Mule expression can be used in multiple places:

  • Embedded within strings e.g. <logger message-""/> and endpoint 'address' attribute.
  • Via expression/evaluator attributes on filter/transformer and other elements.
  • Via a single 'expression' attribute on some other elements.

The attributes/syntax used in each of these places differs which is very confusing. Although we can't force consistency we can ensure that all places support a single syntax and that documentation/examples consistently uses a single consistent syntax.

See Mule Expressions Consistency

2) Redundant 'Mule' expression evaluator.

Since Mule 2.2 there has been a 'Mule' expression evaluator. In theory this make the use of expression more fluent by providing a shortcut to various other expression evaluators. This isn't the case though as there is no auto-complete and this it's just provides a second way of using the other evaluators.

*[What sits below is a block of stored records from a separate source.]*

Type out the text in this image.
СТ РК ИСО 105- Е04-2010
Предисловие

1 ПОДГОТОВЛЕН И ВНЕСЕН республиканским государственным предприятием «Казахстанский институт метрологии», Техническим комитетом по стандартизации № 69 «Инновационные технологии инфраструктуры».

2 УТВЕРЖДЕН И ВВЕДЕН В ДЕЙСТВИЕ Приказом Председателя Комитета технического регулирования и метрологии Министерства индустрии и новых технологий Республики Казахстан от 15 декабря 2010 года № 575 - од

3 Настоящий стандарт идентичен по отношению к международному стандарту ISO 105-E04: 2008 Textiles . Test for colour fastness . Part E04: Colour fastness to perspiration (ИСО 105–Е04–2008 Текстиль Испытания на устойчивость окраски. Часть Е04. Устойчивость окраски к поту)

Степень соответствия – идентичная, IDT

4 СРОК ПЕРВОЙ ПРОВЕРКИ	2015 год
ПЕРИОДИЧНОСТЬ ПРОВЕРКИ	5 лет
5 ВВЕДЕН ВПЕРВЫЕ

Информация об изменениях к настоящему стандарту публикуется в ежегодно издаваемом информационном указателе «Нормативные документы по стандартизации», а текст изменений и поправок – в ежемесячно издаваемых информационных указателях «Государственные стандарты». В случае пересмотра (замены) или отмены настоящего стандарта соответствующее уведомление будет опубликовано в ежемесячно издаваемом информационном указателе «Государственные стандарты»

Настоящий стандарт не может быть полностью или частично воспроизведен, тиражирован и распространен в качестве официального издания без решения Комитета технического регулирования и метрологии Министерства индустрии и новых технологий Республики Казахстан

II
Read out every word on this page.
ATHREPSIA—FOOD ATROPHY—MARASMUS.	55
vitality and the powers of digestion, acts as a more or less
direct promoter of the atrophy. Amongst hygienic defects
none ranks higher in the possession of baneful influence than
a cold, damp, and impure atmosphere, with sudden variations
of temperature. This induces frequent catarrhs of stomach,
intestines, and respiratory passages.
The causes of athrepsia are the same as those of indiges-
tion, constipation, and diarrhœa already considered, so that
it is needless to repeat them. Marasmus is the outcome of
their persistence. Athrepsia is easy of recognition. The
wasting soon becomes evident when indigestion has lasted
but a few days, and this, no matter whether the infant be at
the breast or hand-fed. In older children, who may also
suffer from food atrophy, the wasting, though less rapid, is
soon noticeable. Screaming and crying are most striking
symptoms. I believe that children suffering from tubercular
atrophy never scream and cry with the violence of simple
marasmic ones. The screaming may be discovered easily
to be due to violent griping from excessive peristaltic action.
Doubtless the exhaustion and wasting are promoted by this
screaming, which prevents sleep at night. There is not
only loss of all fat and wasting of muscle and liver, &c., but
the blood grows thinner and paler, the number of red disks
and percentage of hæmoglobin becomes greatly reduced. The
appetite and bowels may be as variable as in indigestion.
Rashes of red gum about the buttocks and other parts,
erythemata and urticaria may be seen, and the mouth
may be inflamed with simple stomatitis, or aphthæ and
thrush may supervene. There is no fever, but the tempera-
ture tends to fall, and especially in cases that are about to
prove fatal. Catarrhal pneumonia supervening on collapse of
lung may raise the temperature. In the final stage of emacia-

See Deprecate Mule Expression Evaluator

3) Context of Groovy Expression Evaluators

The groovy expression evaluator is widely used instead of other expression evaluators because of their limitations or in order to perform logic in an expression rather than simply extract a value. While

See Improve Groovy Expression Evaluator Context

4) Expression Language

While the concept of having n expression evaluators with the ability to add custom evaluators is extensible it has a number of issues which all affect usability and in some cases the flexibility of use of expressions:

  • The user needs to choose the appropriate expression evaluator
  • It is not possible to compose expressions or compare result of two expressions
  • The logic to compare values with literals is implemented in each evaluator. This means some don't support this and others are inconsistent.

A lot of people use the groovy expression evaluator to get around this, but this isn't that very intuitive and groovy has it's own issue.

See Mule Expression Language Dev

Migration Impact

All work done will be 100% backwards compatible. Documentation/examples will be updated to use the new approaches.

Studio Impact

These changes will impact studio, not at the pallette level but rather in the configuration panes of components that have expression-powered attributes.

Documentation Impact

The documentation for Mule expressions needs an overhaul once this work is done. All examples/documentation that uses expression elsewhere may need to be updated.